I hadn't heard that. I was once told that someone tried to make some repops and found there were several different tapers on the plug, supposedly due to multiple contractors. That was the explanation as to why no one sold repops. Of course, it may all be hear say.
Bob's Antique Auto Parts likely has a good original.
I think it was Bob Scherzer but I believe he stopped due to the large variations in wear to the original bowl. The valve had to be fitted for each application. Apparently, some users didn't think this was necessary and they leaked.
I have repaired several shut off handles that were broken by using a piece of 1/8 brass rod for a dowel and grinding a new handle from a piece of brass stock. I haven't tried making the whole thing as there are plenty of the broken tapers out there. I silver solder the new handle on and( dare I say it) use time saver to lap the parts back together. Side note, I said grind but should of said sand as you should never put soft metals to a grind stone. KB
I've never tried switching the sediment bowl valves. I would assume they would interchange, but who knows? The ones I've done, have always been returned to the original body. I also try to use sediment bowls with the original screens. I've had success cleaning them out, and returning them to service. I'm on the Canyonlands Tour at this moment, and the one on my car is an example of one I found and a swapmeet, and returned to service with no problems.
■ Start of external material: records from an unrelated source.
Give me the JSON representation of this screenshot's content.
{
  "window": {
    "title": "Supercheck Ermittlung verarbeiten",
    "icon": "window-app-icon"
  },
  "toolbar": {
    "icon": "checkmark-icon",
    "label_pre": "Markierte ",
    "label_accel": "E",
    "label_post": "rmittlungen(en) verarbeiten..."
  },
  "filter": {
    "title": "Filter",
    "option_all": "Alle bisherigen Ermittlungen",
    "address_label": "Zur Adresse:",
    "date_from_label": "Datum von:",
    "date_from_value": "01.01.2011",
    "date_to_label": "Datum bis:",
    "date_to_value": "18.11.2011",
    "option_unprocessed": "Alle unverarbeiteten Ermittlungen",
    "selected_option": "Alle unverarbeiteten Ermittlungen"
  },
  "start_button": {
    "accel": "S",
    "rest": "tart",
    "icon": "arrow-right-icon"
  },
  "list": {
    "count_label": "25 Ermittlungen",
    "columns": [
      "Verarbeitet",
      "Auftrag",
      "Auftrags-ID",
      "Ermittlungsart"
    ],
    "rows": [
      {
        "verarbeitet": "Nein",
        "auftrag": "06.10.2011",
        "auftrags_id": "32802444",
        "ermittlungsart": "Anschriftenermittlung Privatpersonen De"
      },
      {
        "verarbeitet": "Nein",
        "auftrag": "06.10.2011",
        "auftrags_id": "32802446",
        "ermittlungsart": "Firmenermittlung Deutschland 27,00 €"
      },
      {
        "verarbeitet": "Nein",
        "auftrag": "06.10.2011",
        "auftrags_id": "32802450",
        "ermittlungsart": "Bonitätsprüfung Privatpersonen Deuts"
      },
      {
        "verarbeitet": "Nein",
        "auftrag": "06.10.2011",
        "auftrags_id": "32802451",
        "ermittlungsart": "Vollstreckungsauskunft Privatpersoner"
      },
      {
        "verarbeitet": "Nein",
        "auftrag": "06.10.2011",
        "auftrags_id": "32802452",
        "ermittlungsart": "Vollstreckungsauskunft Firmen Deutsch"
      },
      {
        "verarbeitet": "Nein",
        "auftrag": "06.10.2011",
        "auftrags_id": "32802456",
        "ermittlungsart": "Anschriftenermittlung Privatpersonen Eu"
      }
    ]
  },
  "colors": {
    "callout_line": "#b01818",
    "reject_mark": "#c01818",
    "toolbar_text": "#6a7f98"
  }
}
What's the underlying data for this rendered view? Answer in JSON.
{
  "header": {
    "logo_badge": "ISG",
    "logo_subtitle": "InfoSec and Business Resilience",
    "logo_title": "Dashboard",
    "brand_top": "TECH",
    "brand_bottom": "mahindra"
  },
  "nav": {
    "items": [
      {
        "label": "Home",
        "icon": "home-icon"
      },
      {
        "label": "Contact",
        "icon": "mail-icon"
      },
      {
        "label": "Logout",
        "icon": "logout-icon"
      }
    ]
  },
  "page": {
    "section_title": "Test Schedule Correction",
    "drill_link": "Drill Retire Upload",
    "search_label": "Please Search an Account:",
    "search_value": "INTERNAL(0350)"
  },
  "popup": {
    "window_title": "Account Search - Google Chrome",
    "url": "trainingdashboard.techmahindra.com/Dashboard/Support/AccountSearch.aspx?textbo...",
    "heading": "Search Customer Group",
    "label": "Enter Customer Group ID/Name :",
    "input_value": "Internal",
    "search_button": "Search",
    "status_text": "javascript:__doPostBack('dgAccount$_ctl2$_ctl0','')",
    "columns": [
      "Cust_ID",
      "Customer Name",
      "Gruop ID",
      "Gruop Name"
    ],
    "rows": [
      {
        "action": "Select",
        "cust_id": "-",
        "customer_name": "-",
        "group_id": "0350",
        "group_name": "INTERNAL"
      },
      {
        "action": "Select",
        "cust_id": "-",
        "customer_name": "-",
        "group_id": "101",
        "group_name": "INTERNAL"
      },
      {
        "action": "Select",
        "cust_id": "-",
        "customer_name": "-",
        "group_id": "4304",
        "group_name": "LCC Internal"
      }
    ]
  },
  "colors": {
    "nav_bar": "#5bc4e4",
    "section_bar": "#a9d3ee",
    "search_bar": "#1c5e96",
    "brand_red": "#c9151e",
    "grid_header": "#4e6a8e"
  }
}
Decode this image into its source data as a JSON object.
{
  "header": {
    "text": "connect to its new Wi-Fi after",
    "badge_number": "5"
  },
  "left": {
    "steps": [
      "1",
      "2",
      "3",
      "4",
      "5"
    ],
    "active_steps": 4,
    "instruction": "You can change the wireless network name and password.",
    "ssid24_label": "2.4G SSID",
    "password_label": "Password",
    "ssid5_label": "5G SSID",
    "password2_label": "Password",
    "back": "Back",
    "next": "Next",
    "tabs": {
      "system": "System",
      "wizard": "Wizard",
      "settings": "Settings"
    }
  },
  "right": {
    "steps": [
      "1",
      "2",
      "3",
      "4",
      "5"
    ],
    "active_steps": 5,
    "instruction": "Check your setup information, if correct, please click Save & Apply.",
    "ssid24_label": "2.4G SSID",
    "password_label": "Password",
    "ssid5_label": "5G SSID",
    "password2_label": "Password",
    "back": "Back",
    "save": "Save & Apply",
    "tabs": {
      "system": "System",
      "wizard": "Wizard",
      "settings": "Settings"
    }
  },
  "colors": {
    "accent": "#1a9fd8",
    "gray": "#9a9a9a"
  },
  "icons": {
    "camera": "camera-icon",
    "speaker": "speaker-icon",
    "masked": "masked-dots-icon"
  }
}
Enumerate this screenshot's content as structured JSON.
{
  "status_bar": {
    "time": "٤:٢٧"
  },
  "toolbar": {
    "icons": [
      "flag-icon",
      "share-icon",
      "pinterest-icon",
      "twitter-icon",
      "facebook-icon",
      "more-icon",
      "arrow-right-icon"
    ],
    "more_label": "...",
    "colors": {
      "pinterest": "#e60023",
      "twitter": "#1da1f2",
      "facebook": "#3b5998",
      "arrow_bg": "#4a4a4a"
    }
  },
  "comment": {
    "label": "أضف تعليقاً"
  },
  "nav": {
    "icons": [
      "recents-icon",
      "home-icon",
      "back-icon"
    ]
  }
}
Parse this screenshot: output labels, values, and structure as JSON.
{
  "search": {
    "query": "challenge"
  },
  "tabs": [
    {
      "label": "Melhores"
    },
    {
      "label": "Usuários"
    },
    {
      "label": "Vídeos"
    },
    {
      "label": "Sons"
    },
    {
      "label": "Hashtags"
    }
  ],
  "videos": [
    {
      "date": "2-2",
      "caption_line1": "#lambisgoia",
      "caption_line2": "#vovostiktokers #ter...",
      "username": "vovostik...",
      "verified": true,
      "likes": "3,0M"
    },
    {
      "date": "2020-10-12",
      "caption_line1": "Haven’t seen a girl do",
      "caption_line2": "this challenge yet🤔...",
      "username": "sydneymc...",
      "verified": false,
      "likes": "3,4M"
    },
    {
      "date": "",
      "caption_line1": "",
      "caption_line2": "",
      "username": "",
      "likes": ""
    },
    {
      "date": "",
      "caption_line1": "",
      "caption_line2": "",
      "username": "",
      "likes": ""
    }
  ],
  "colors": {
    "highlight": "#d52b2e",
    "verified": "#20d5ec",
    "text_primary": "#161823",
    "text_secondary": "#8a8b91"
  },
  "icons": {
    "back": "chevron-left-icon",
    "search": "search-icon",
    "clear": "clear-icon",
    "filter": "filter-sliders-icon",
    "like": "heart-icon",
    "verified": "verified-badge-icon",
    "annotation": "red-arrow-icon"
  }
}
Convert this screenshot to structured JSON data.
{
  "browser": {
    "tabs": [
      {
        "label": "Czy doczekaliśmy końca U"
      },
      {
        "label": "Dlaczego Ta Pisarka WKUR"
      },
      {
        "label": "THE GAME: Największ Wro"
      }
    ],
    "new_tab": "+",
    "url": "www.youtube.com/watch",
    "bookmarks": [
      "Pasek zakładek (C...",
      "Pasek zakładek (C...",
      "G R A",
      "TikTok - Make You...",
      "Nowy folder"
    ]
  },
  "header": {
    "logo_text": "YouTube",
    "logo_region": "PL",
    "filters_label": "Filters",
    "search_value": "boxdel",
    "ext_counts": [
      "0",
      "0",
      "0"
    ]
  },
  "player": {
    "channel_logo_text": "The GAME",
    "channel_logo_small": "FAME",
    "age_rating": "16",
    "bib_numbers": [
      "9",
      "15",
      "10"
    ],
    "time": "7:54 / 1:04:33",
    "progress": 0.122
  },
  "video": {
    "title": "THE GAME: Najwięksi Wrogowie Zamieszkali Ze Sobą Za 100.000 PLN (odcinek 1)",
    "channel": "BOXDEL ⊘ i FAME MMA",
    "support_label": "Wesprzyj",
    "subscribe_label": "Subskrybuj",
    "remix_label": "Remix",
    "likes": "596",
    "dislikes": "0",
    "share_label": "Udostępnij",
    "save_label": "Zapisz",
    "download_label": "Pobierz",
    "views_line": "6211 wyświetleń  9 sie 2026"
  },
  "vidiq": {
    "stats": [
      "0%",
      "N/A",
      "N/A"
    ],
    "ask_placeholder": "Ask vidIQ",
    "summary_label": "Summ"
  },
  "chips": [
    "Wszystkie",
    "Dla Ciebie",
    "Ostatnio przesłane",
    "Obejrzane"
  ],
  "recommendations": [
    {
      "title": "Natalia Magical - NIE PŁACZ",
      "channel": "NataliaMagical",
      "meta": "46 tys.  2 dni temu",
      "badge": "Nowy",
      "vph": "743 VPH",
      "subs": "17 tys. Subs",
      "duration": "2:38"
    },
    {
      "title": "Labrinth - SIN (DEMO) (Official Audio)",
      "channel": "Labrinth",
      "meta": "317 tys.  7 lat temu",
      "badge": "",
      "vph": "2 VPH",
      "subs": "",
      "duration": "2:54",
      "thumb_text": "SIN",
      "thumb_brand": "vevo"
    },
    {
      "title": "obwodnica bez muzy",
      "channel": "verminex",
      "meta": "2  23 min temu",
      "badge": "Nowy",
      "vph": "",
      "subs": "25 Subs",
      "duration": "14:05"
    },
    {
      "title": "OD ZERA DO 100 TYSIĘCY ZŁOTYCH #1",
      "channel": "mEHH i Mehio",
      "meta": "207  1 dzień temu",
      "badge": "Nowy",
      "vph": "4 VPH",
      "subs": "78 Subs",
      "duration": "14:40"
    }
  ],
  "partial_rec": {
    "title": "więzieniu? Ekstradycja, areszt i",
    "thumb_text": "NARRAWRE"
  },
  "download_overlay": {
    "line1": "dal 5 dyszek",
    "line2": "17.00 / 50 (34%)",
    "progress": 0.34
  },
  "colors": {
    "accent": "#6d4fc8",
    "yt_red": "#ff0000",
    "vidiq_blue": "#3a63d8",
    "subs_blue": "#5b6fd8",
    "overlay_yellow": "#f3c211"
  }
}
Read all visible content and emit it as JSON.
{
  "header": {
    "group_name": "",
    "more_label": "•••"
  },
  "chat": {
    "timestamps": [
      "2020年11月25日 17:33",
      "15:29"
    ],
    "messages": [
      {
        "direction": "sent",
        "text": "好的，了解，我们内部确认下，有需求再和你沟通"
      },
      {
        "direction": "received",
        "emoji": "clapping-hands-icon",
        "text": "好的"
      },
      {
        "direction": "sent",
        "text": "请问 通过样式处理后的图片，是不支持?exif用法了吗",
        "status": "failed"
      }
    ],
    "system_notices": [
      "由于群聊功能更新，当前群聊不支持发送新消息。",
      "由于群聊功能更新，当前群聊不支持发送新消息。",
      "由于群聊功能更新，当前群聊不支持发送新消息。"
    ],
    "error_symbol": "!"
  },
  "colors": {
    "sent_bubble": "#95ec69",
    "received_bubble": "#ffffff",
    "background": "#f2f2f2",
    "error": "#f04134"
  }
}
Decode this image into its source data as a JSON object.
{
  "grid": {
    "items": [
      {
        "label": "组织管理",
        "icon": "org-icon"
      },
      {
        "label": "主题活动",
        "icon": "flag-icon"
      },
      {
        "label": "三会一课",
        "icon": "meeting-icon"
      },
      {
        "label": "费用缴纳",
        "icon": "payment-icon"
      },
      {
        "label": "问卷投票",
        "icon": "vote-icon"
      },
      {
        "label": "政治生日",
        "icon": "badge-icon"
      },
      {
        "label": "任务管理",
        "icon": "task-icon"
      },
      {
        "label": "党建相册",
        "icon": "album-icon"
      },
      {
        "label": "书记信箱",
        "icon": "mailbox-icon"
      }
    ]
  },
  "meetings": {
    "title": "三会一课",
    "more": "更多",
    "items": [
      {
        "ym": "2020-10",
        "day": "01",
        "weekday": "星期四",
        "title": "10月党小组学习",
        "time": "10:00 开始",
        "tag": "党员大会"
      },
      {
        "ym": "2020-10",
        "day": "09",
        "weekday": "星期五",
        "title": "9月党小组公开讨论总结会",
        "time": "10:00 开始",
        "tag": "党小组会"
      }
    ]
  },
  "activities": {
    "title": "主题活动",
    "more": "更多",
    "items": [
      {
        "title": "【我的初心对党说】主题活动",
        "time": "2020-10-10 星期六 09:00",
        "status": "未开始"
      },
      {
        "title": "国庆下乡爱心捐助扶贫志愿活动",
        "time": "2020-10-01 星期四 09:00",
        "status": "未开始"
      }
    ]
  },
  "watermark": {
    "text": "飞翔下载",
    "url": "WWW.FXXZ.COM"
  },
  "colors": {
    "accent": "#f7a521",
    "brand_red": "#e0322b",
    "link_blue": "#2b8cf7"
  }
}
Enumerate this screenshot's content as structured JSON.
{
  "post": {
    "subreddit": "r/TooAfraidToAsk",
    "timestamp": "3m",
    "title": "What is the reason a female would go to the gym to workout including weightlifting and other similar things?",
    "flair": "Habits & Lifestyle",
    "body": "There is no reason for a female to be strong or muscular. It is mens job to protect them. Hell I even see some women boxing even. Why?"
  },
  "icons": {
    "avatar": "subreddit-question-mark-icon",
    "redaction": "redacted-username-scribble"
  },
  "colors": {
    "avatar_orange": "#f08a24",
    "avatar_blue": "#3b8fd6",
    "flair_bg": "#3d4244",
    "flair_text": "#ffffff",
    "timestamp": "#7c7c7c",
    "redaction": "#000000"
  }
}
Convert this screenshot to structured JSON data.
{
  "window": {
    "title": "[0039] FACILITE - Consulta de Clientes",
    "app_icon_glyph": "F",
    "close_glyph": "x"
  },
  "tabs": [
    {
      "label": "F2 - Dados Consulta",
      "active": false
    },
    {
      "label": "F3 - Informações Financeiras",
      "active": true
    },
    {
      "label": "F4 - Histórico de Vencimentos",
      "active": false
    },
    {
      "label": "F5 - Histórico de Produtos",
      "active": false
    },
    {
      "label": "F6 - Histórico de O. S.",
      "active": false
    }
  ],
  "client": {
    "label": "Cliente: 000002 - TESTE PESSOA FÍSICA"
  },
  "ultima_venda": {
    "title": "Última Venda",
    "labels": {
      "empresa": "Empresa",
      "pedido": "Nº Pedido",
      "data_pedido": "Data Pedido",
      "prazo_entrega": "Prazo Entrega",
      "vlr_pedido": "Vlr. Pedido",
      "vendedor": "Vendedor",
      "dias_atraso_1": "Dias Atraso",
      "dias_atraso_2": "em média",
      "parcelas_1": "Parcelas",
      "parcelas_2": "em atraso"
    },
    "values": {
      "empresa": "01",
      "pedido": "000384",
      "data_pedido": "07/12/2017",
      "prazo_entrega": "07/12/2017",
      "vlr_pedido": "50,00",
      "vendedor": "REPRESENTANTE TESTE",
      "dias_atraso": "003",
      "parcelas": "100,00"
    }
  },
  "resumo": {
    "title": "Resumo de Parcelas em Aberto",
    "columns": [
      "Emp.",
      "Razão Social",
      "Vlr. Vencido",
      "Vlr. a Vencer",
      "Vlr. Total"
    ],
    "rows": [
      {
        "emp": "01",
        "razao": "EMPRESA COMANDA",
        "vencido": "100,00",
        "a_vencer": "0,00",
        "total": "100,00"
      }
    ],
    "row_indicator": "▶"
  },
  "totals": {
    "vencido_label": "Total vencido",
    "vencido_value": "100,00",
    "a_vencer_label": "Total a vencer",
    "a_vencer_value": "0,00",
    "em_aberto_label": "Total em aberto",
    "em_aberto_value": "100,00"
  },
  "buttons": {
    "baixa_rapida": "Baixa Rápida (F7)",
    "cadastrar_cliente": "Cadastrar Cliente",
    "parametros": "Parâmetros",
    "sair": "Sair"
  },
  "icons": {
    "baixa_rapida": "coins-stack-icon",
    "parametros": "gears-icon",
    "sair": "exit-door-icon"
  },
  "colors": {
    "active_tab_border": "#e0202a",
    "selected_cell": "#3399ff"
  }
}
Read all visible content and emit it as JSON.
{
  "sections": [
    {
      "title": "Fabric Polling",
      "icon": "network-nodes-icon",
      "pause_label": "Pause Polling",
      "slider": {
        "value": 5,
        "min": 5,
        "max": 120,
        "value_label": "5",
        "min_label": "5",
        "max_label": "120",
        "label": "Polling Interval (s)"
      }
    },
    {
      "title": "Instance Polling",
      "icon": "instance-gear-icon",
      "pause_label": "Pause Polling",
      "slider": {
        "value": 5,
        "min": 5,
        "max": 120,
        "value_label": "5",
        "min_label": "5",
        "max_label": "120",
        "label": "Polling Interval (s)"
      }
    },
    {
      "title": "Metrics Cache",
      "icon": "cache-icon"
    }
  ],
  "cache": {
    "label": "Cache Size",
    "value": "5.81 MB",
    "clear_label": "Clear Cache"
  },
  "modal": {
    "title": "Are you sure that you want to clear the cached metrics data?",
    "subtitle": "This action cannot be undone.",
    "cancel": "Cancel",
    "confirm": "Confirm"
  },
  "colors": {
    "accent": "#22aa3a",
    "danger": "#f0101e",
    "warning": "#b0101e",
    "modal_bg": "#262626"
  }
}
Yes, Fritz and I started to reproduce replacement handles years back but found that to market just handles customers were going to have a problem with getting good fits. Even switching original handles from one sediment bulb to another would often times still leak even if properly lapped in.
Sorry I don't have a better picture of some of the ones we did complete for our own use. This one shown is an unmachined, rough casting. The problem wasn't with getting a good leak proof fit in sediment bulbs that had an undamaged ID taper in the bulb and not rusted since if they did this meant the taper had to reamed to get a clean, smooth surface. Which then meant the taper on the handle needed to be oversized to adjusted to the metal removed from the bulb's taper. If we had had the time we could have reworked ones in an exchange arrangement but to reasonably do it price wise with some many usable ones still out there we dropped the project. The ones we did complete for our use had handles with the Ford script on them which would have been another problem to openly market them if it stayed on.
Repairing broken off handles was easy using a casting and machining the tapered end down to a short shaft to fit into a hole machined into the tapered section and then silver soldered together so a cobbled look was avoided by showing a complete handle section not just a piece of brass rod brazed on to the broken handle stub as is often done as an also ran repair.
It was a better project to reproduce ones like this one that were more sought after and also the early brass sediment bulbs that were used with it. Bob
I managed to make one from bronze round stock and bend the handle down from straight once I was done on the lathe. It does not look just like the original, but it worked. It was no fun doing all the lapping I had to do to make it fit. Guess my taper was off just a hair.